Acting Customs and Border Protection Commissioner Mark Morgan spoke out against harassment of journalists after a reporter said he was asked repeatedly by a customs official whether he writes “propaganda.”
“Unequivocally, let me say that any journalist that is stopped and harassed and treated improperly because they’re a journalist is absolutely unacceptable ― unequivocally,” Morgan said during a Tuesday press briefing at the White House.
Defense One editor Ben Watson reported last week that a passport screening official at Dulles International Airport in Virginia questioned him incessantly while holding on to the document.
Watson said that after identifying himself as a journalist, the official asked four times, “You write propaganda, right?”
On Tuesday, Morgan urged anyone who has faced such treatment to immediately report it to either the agency’s Office of Professional Responsibility or the Department of Homeland Security Inspector General’s Office.
“We can disagree all we want,” he added, clarifying that “disrespect doesn’t mean disagreement.”

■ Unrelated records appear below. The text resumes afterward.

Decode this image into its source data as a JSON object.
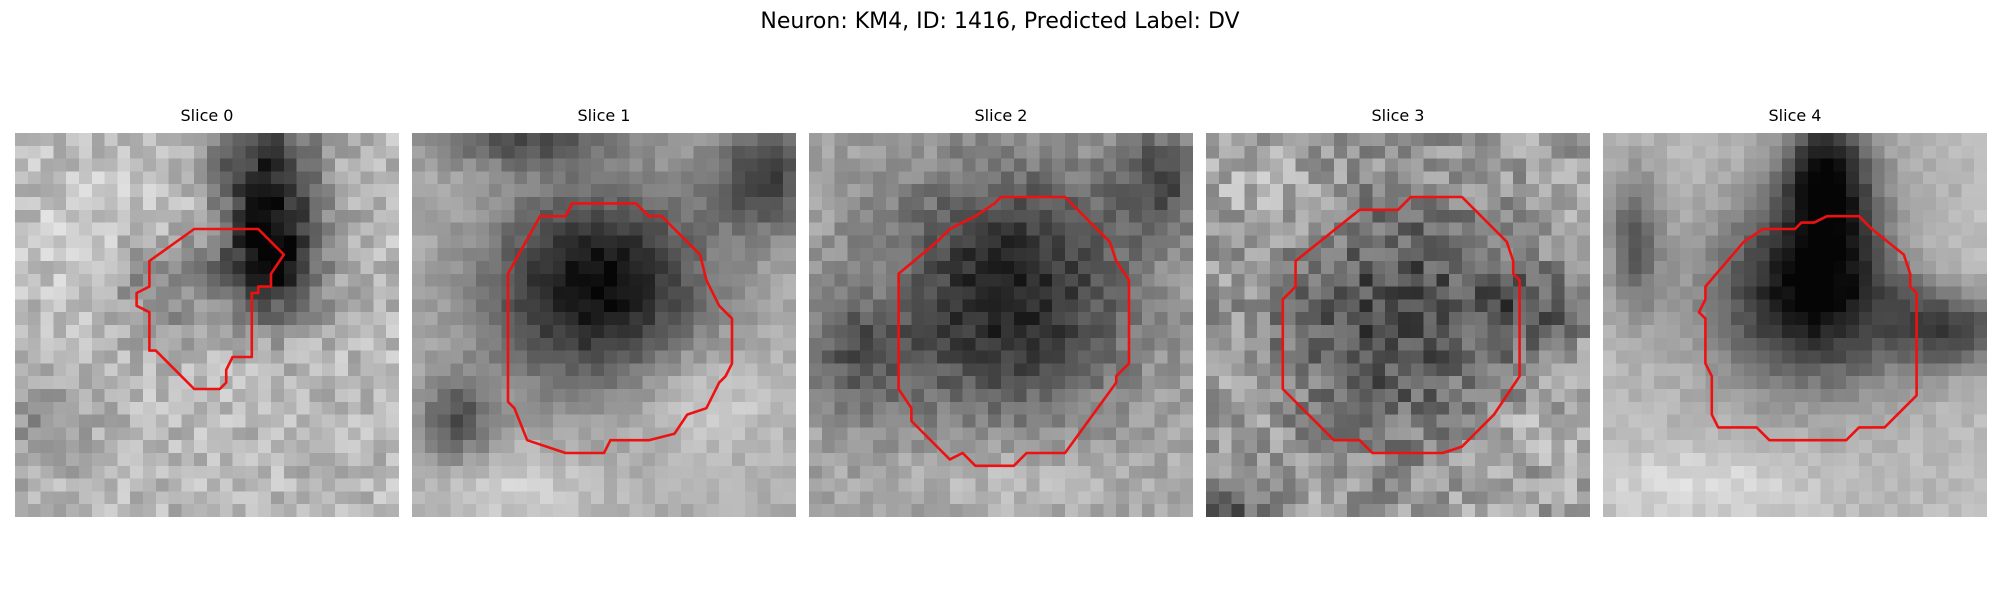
{
  "figure": {
    "title": "Neuron: KM4, ID: 1416, Predicted Label: DV"
  },
  "colors": {
    "contour": "#ee1111",
    "background": "#ffffff",
    "colormap": "gray"
  },
  "panels": [
    {
      "title": "Slice 0",
      "icon": "grayscale-microscopy-image"
    },
    {
      "title": "Slice 1",
      "icon": "grayscale-microscopy-image"
    },
    {
      "title": "Slice 2",
      "icon": "grayscale-microscopy-image"
    },
    {
      "title": "Slice 3",
      "icon": "grayscale-microscopy-image"
    },
    {
      "title": "Slice 4",
      "icon": "grayscale-microscopy-image"
    }
  ]
}
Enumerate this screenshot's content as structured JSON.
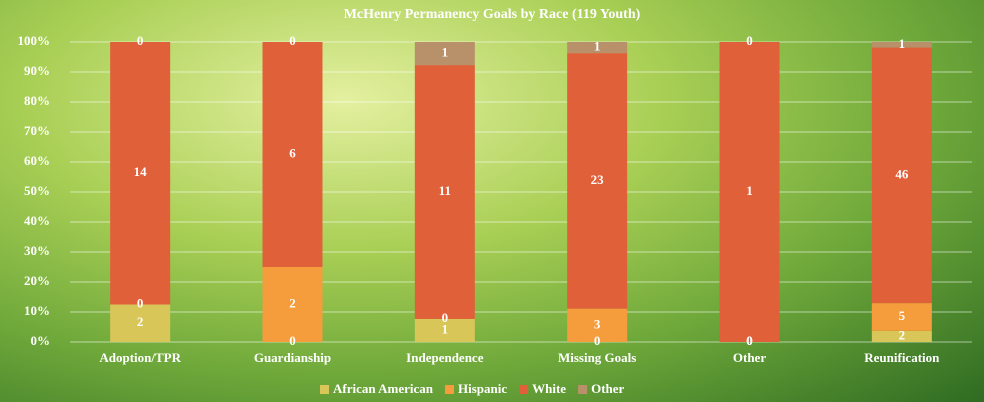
{
  "chart_data": {
    "type": "bar",
    "stacked": "percent",
    "title": "McHenry Permanency Goals by Race (119 Youth)",
    "categories": [
      "Adoption/TPR",
      "Guardianship",
      "Independence",
      "Missing Goals",
      "Other",
      "Reunification"
    ],
    "series": [
      {
        "name": "African American",
        "color": "#d8c658",
        "values": [
          2,
          0,
          1,
          0,
          0,
          2
        ]
      },
      {
        "name": "Hispanic",
        "color": "#f59c3c",
        "values": [
          0,
          2,
          0,
          3,
          0,
          5
        ]
      },
      {
        "name": "White",
        "color": "#e0603a",
        "values": [
          14,
          6,
          11,
          23,
          1,
          46
        ]
      },
      {
        "name": "Other",
        "color": "#b8916a",
        "values": [
          0,
          0,
          1,
          1,
          0,
          1
        ]
      }
    ],
    "ylim": [
      0,
      100
    ],
    "yticks": [
      {
        "value": 0,
        "label": "0%"
      },
      {
        "value": 10,
        "label": "10%"
      },
      {
        "value": 20,
        "label": "20%"
      },
      {
        "value": 30,
        "label": "30%"
      },
      {
        "value": 40,
        "label": "40%"
      },
      {
        "value": 50,
        "label": "50%"
      },
      {
        "value": 60,
        "label": "60%"
      },
      {
        "value": 70,
        "label": "70%"
      },
      {
        "value": 80,
        "label": "80%"
      },
      {
        "value": 90,
        "label": "90%"
      },
      {
        "value": 100,
        "label": "100%"
      }
    ],
    "grid": true,
    "legend": "bottom"
  }
}
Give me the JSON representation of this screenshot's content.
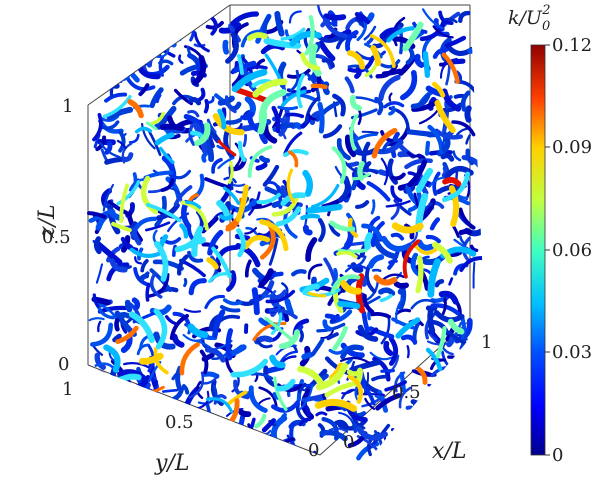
{
  "figure": {
    "axes": {
      "x_label": "x/L",
      "y_label": "y/L",
      "z_label": "z/L",
      "x_ticks": [
        "0",
        "0.5",
        "1"
      ],
      "y_ticks": [
        "1",
        "0.5",
        "0"
      ],
      "z_ticks": [
        "0",
        "0.5",
        "1"
      ]
    },
    "colorbar": {
      "label": "k/U",
      "label_sub": "0",
      "label_sup": "2",
      "ticks": [
        "0.12",
        "0.09",
        "0.06",
        "0.03",
        "0"
      ],
      "range": [
        0,
        0.12
      ],
      "colormap": "jet",
      "colors": [
        "#00008f",
        "#0000ff",
        "#0080ff",
        "#00ffff",
        "#80ff80",
        "#ffff00",
        "#ff8000",
        "#ff0000",
        "#800000"
      ]
    },
    "content": "turbulent vortex structures colored by kinetic energy"
  }
}
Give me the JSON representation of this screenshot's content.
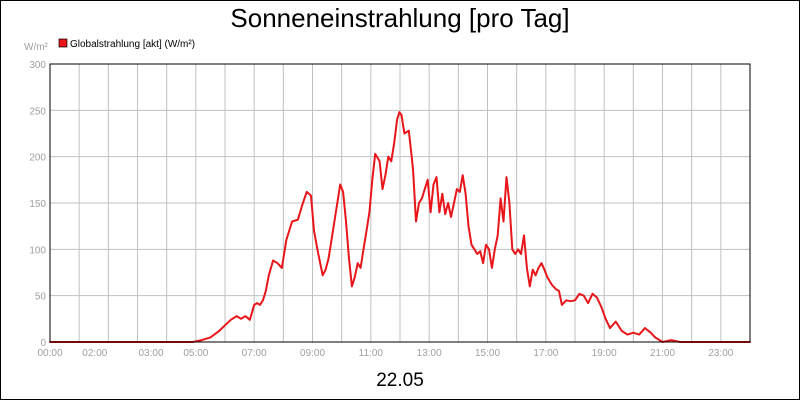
{
  "chart_data": {
    "type": "line",
    "title": "Sonneneinstrahlung [pro Tag]",
    "date": "22.05",
    "ylabel": "W/m²",
    "ylim": [
      0,
      300
    ],
    "yticks": [
      "0",
      "50",
      "100",
      "150",
      "200",
      "250",
      "300"
    ],
    "xlim": [
      0,
      24
    ],
    "xticks": [
      {
        "x": 0,
        "label": "00:00"
      },
      {
        "x": 2,
        "label": "02:00"
      },
      {
        "x": 3,
        "label": "03:00"
      },
      {
        "x": 5,
        "label": "05:00"
      },
      {
        "x": 7,
        "label": "07:00"
      },
      {
        "x": 9,
        "label": "09:00"
      },
      {
        "x": 11,
        "label": "11:00"
      },
      {
        "x": 13,
        "label": "13:00"
      },
      {
        "x": 15,
        "label": "15:00"
      },
      {
        "x": 17,
        "label": "17:00"
      },
      {
        "x": 19,
        "label": "19:00"
      },
      {
        "x": 21,
        "label": "21:00"
      },
      {
        "x": 23,
        "label": "23:00"
      }
    ],
    "grid": true,
    "legend_position": "top-left",
    "series": [
      {
        "name": "Globalstrahlung [akt] (W/m²)",
        "color": "#e8161a",
        "x": [
          0,
          4.9,
          5.2,
          5.5,
          5.8,
          6.0,
          6.2,
          6.4,
          6.55,
          6.7,
          6.85,
          7.0,
          7.1,
          7.2,
          7.3,
          7.4,
          7.5,
          7.65,
          7.8,
          7.95,
          8.1,
          8.3,
          8.5,
          8.65,
          8.8,
          8.95,
          9.05,
          9.2,
          9.35,
          9.45,
          9.55,
          9.65,
          9.75,
          9.85,
          9.95,
          10.05,
          10.15,
          10.25,
          10.35,
          10.45,
          10.55,
          10.65,
          10.75,
          10.85,
          10.95,
          11.05,
          11.15,
          11.3,
          11.4,
          11.5,
          11.6,
          11.7,
          11.8,
          11.9,
          11.98,
          12.05,
          12.15,
          12.3,
          12.4,
          12.45,
          12.55,
          12.65,
          12.75,
          12.85,
          12.95,
          13.05,
          13.15,
          13.25,
          13.35,
          13.45,
          13.55,
          13.65,
          13.75,
          13.85,
          13.95,
          14.05,
          14.15,
          14.25,
          14.35,
          14.45,
          14.55,
          14.65,
          14.75,
          14.85,
          14.95,
          15.05,
          15.15,
          15.25,
          15.35,
          15.45,
          15.55,
          15.65,
          15.75,
          15.85,
          15.95,
          16.05,
          16.15,
          16.25,
          16.35,
          16.45,
          16.55,
          16.65,
          16.75,
          16.85,
          16.95,
          17.05,
          17.2,
          17.35,
          17.45,
          17.55,
          17.7,
          17.85,
          18.0,
          18.15,
          18.3,
          18.45,
          18.6,
          18.75,
          18.9,
          19.05,
          19.2,
          19.4,
          19.6,
          19.8,
          20.0,
          20.2,
          20.4,
          20.6,
          20.75,
          20.9,
          21.0,
          21.3,
          21.6,
          22.0,
          24.0
        ],
        "values": [
          0,
          0,
          2,
          5,
          12,
          18,
          24,
          28,
          25,
          28,
          24,
          40,
          42,
          40,
          45,
          55,
          72,
          88,
          85,
          80,
          110,
          130,
          132,
          148,
          162,
          158,
          120,
          95,
          72,
          78,
          90,
          110,
          130,
          150,
          170,
          162,
          130,
          90,
          60,
          70,
          85,
          80,
          100,
          120,
          140,
          175,
          203,
          195,
          165,
          180,
          200,
          195,
          215,
          240,
          248,
          245,
          225,
          228,
          200,
          185,
          130,
          150,
          155,
          165,
          175,
          140,
          170,
          178,
          140,
          160,
          138,
          150,
          135,
          150,
          165,
          162,
          180,
          160,
          125,
          105,
          100,
          95,
          98,
          85,
          105,
          100,
          80,
          100,
          115,
          155,
          130,
          178,
          150,
          100,
          95,
          100,
          95,
          115,
          80,
          60,
          78,
          72,
          80,
          85,
          78,
          70,
          62,
          57,
          55,
          40,
          45,
          44,
          45,
          52,
          50,
          42,
          52,
          48,
          38,
          25,
          15,
          22,
          12,
          8,
          10,
          8,
          15,
          10,
          5,
          2,
          0,
          2,
          0,
          0,
          0
        ]
      }
    ]
  }
}
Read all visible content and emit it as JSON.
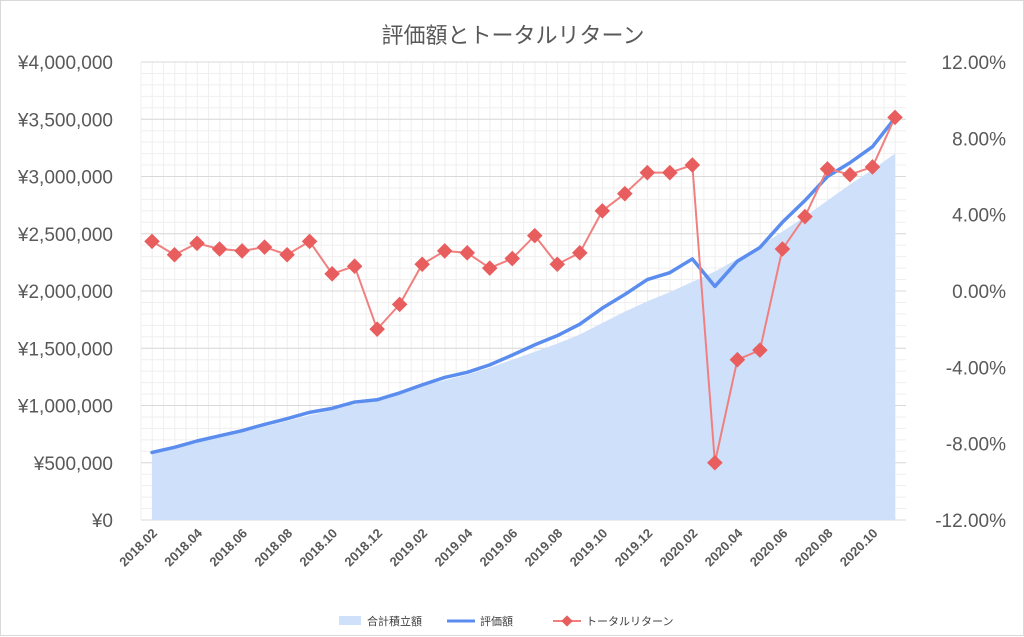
{
  "chart_data": {
    "type": "line",
    "title": "評価額とトータルリターン",
    "categories": [
      "2018.02",
      "2018.03",
      "2018.04",
      "2018.05",
      "2018.06",
      "2018.07",
      "2018.08",
      "2018.09",
      "2018.10",
      "2018.11",
      "2018.12",
      "2019.01",
      "2019.02",
      "2019.03",
      "2019.04",
      "2019.05",
      "2019.06",
      "2019.07",
      "2019.08",
      "2019.09",
      "2019.10",
      "2019.11",
      "2019.12",
      "2020.01",
      "2020.02",
      "2020.03",
      "2020.04",
      "2020.05",
      "2020.06",
      "2020.07",
      "2020.08",
      "2020.09",
      "2020.10",
      "2020.11"
    ],
    "xtick_labels": [
      "2018.02",
      "2018.04",
      "2018.06",
      "2018.08",
      "2018.10",
      "2018.12",
      "2019.02",
      "2019.04",
      "2019.06",
      "2019.08",
      "2019.10",
      "2019.12",
      "2020.02",
      "2020.04",
      "2020.06",
      "2020.08",
      "2020.10"
    ],
    "y_left": {
      "ylim": [
        0,
        4000000
      ],
      "ticks": [
        0,
        500000,
        1000000,
        1500000,
        2000000,
        2500000,
        3000000,
        3500000,
        4000000
      ],
      "tick_labels": [
        "¥0",
        "¥500,000",
        "¥1,000,000",
        "¥1,500,000",
        "¥2,000,000",
        "¥2,500,000",
        "¥3,000,000",
        "¥3,500,000",
        "¥4,000,000"
      ]
    },
    "y_right": {
      "ylim": [
        -12,
        12
      ],
      "ticks": [
        -12,
        -8,
        -4,
        0,
        4,
        8,
        12
      ],
      "tick_labels": [
        "-12.00%",
        "-8.00%",
        "-4.00%",
        "0.00%",
        "4.00%",
        "8.00%",
        "12.00%"
      ]
    },
    "series": [
      {
        "name": "合計積立額",
        "kind": "area",
        "axis": "left",
        "color": "#cfe0fb",
        "values": [
          580000,
          625000,
          675000,
          720000,
          765000,
          815000,
          865000,
          915000,
          960000,
          1010000,
          1060000,
          1110000,
          1170000,
          1220000,
          1270000,
          1330000,
          1400000,
          1470000,
          1540000,
          1620000,
          1720000,
          1820000,
          1910000,
          1990000,
          2080000,
          2170000,
          2280000,
          2390000,
          2520000,
          2650000,
          2790000,
          2930000,
          3060000,
          3200000
        ]
      },
      {
        "name": "評価額",
        "kind": "line",
        "axis": "left",
        "color": "#5b8def",
        "values": [
          590000,
          635000,
          690000,
          735000,
          780000,
          835000,
          885000,
          940000,
          975000,
          1030000,
          1050000,
          1110000,
          1180000,
          1245000,
          1290000,
          1355000,
          1440000,
          1530000,
          1610000,
          1710000,
          1850000,
          1970000,
          2100000,
          2160000,
          2280000,
          2040000,
          2260000,
          2380000,
          2600000,
          2790000,
          3000000,
          3120000,
          3260000,
          3510000
        ]
      },
      {
        "name": "トータルリターン",
        "kind": "line-marker",
        "axis": "right",
        "color": "#f08080",
        "marker_color": "#e85d5d",
        "values": [
          2.6,
          1.9,
          2.5,
          2.2,
          2.1,
          2.3,
          1.9,
          2.6,
          0.9,
          1.3,
          -2.0,
          -0.7,
          1.4,
          2.1,
          2.0,
          1.2,
          1.7,
          2.9,
          1.4,
          2.0,
          4.2,
          5.1,
          6.2,
          6.2,
          6.6,
          -9.0,
          -3.6,
          -3.1,
          2.2,
          3.9,
          6.4,
          6.1,
          6.5,
          9.1
        ]
      }
    ],
    "legend": [
      "合計積立額",
      "評価額",
      "トータルリターン"
    ],
    "legend_position": "bottom",
    "grid": true
  }
}
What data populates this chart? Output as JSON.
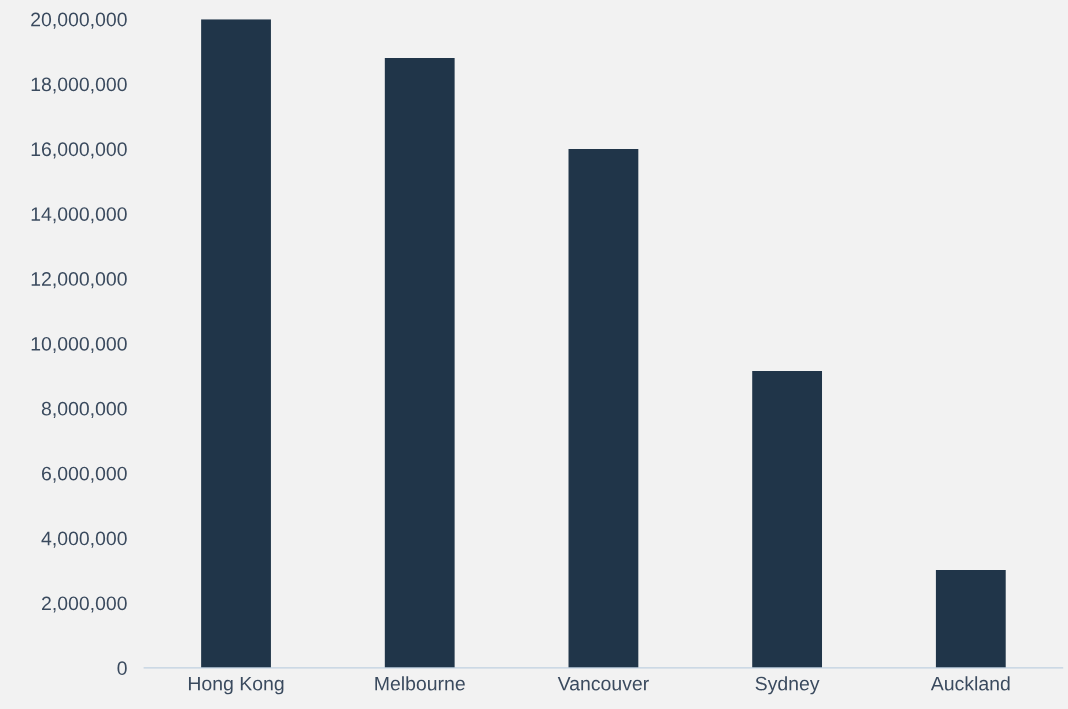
{
  "chart_data": {
    "type": "bar",
    "categories": [
      "Hong Kong",
      "Melbourne",
      "Vancouver",
      "Sydney",
      "Auckland"
    ],
    "values": [
      20000000,
      18800000,
      16000000,
      9150000,
      3020000
    ],
    "color": "#203549",
    "ylim": [
      0,
      20000000
    ],
    "yticks": [
      {
        "value": 0,
        "label": "0"
      },
      {
        "value": 2000000,
        "label": "2,000,000"
      },
      {
        "value": 4000000,
        "label": "4,000,000"
      },
      {
        "value": 6000000,
        "label": "6,000,000"
      },
      {
        "value": 8000000,
        "label": "8,000,000"
      },
      {
        "value": 10000000,
        "label": "10,000,000"
      },
      {
        "value": 12000000,
        "label": "12,000,000"
      },
      {
        "value": 14000000,
        "label": "14,000,000"
      },
      {
        "value": 16000000,
        "label": "16,000,000"
      },
      {
        "value": 18000000,
        "label": "18,000,000"
      },
      {
        "value": 20000000,
        "label": "20,000,000"
      }
    ],
    "grid": false,
    "legend": false
  }
}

“And there’s a little thing in the country called freedom of speech, so anything that we do that would impede that, we’re going to hold people accountable. It’s unacceptable ― 100%,” Morgan said.
Watson said of the incident that he initially denied the officer’s claims that he wrote “propaganda,” then answered affirmatively “for the purposes of expediting this conversation” before he was handed back his passport.
Watson has filed a civil rights complaint as a result, though he has yet to receive an update on the matter.
He told HuffPost that Morgan’s latest statement is a step in the right direction.
“We are encouraged by the acting commissioner’s remarks today, and the overall positive and pragmatic responses this incident has generated,” Watson said Tuesday over email.
On Saturday, a CBP spokesperson told HuffPost the agency is aware of the “alleged inappropriate conduct at Washington Dulles International airport and we are investigating the allegation.”
Several similar cases of alleged harassment have been reported throughout the past year. British journalist James Dyer tweeted in August that he was derided as a member of the “fake news media” by a CBP agent at Los Angeles International Airport.
In February, CBP issued an apology to BuzzFeed News reporter David Mack for an agent’s “inappropriate remarks” made at New York City’s JFK Airport. According to the outlet, Mack was targeted with an aggressive line of questioning over his coverage of President Donald Trump.